Из общего читального зала мы прошли в зал периодики, который, видимо, для нас освободили. Мы расселись и стали ждать, не зная, чего ждём. Через минут пять к нам присоединился один парень и две девушки. Парень был одет в яркую олимпийку, модные штаны и был в солнцезащитных очках не по сезону и не по погоде. Девушек, с ним пришедших, не помню. Он и они были очень шумные и диссонировали с общим звучанием библиотеки. На них пару раз шикнули работницы, и они затихли в дальнем углу, хихикая и перешёптываясь.
А вслед за ними, через небольшую паузу зашёл в зал периодики он.
Он не сразу вошёл. Он в дверях остановился, оглядел нас внимательно, очень искренне улыбнулся, кивнул и беззвучно прошевелил губами «здравствуйте». Мы все сразу встали, как встают ученики при входе учителя. Он тут же жестами, и мимикой попросил нас сесть, улыбнулся ещё веселее и медленно, стараясь не произвести никакого шума, затворил за собой дверь.

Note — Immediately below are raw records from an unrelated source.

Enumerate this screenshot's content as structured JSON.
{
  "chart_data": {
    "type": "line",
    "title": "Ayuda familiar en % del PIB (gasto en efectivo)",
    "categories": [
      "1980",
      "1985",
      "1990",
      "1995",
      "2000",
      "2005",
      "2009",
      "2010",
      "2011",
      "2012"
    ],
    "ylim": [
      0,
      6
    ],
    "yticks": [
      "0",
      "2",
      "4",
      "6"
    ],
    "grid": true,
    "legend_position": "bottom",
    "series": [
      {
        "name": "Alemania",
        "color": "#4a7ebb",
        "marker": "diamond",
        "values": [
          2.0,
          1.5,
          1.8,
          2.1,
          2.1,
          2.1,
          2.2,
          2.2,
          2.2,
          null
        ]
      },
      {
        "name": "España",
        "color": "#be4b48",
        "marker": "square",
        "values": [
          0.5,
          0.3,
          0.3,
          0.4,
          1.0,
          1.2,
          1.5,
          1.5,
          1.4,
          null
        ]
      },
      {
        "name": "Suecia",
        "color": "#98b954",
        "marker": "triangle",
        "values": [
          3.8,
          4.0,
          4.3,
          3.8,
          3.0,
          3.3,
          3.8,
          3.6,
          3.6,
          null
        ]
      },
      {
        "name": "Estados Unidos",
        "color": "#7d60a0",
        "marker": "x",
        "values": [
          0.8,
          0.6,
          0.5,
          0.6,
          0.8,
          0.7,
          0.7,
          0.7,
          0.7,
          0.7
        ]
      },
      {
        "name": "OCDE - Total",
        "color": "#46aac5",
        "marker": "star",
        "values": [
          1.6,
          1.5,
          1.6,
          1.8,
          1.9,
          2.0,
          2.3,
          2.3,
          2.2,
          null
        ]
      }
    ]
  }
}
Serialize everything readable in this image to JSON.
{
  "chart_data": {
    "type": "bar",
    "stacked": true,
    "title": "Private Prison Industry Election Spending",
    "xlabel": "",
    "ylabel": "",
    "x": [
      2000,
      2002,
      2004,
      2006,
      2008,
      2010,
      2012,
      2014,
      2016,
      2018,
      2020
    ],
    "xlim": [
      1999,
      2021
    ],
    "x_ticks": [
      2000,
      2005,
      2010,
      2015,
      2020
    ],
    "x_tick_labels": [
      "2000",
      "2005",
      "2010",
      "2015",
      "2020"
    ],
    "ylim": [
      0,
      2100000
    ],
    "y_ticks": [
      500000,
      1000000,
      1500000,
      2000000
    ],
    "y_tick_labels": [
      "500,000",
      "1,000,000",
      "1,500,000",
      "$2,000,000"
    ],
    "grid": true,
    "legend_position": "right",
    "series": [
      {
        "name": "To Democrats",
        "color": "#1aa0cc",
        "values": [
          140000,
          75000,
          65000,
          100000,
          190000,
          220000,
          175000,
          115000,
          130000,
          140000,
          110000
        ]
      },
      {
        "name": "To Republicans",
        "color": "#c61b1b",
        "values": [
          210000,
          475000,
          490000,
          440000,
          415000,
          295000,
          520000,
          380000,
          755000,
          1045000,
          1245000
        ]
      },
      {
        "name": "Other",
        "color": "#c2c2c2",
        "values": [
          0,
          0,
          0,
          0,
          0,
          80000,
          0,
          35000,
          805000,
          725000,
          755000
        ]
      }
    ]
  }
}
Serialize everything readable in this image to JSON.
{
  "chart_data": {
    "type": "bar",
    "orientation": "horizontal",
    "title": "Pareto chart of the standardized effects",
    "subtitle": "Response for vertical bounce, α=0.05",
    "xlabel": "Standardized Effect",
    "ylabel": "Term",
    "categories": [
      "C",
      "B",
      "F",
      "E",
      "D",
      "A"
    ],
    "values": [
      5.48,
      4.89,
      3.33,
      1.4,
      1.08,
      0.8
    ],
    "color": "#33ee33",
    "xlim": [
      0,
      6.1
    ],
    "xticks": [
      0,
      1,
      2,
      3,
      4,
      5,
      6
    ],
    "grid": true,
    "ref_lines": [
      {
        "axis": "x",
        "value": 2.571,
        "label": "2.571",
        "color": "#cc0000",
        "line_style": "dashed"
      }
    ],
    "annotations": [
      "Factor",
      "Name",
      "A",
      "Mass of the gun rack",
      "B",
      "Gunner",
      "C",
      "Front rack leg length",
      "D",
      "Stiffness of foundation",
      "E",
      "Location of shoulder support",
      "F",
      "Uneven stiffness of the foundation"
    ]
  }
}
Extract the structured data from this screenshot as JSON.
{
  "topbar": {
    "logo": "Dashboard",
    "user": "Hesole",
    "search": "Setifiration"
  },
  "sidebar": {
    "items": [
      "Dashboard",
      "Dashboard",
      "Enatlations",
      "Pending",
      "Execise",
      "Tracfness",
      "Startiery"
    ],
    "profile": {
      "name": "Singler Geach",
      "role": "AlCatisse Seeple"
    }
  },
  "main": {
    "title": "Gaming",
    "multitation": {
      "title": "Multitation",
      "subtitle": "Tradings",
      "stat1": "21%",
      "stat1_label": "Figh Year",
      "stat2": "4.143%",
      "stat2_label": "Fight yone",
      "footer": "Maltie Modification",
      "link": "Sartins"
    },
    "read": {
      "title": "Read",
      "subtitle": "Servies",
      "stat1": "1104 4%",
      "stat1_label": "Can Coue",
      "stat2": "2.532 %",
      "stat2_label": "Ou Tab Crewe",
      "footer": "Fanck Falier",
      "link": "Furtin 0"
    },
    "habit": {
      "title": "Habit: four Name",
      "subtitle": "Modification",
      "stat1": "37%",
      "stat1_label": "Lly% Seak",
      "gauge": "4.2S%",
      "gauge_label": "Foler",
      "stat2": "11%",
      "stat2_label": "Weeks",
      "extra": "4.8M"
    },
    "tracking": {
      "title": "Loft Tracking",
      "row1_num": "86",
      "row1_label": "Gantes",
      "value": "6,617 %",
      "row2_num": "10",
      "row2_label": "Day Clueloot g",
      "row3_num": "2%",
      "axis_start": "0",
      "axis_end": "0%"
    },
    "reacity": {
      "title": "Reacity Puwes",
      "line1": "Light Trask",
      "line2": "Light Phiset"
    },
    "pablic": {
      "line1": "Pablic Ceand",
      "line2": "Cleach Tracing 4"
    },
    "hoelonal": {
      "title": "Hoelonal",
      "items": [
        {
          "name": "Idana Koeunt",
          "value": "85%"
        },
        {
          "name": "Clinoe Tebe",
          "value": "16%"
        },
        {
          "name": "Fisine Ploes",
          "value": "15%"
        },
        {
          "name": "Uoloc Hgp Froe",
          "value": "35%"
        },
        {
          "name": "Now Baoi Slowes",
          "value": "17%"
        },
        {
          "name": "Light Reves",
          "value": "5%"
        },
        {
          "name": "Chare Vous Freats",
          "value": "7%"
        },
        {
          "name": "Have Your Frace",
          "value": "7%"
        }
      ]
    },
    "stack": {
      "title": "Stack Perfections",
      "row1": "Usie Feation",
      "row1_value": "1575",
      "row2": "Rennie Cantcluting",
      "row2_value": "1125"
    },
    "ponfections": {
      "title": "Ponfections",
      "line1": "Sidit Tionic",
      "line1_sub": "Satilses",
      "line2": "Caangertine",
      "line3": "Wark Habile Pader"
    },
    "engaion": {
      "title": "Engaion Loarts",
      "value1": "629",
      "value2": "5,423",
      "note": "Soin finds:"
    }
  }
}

Он был… На него приятно было смотреть!
Я увидел немолодого человека, ростом чуть выше среднего, крепкого телосложения и крупной очень кудрявой головой, которая при всей его кудрявости была очень хорошо подстрижена. Волосы его когда-то были черными, как уголь, но теперь их украшала отчётливая седина. Смуглое его лицо имело крупные черты и улыбалось, а ещё это лицо украшали красивые, небольшие очки темной стальной оправы. На нём был красивый светло-серый тонкий свитер и брюки крупного вельвета цвета хаки. Ботинки его были, что называется, английские. Вся его одежда была, как из кино, а не из местных магазинов или с местного рынка. Всё это ему очень шло и очень нравилось мне.
— Здравствуйте, — сказал он тихо, но отчётливо. У меня снова возникло желание встать. — Простите, что заставил вас ждать. Для меня наша встреча — это полная неожиданность. Честно говоря, я к этой встрече не готовился и поэтому долго я вас не задержу, — после этих слов он сделал пару шагов, приближаясь к нам. — Дело в том, что мой коллега, который готовился встретиться с вами, заболел, и меня попросили вас развлечь и, если получиться, увлечь, — тут он хохотнул. — Простите за невольную рифму.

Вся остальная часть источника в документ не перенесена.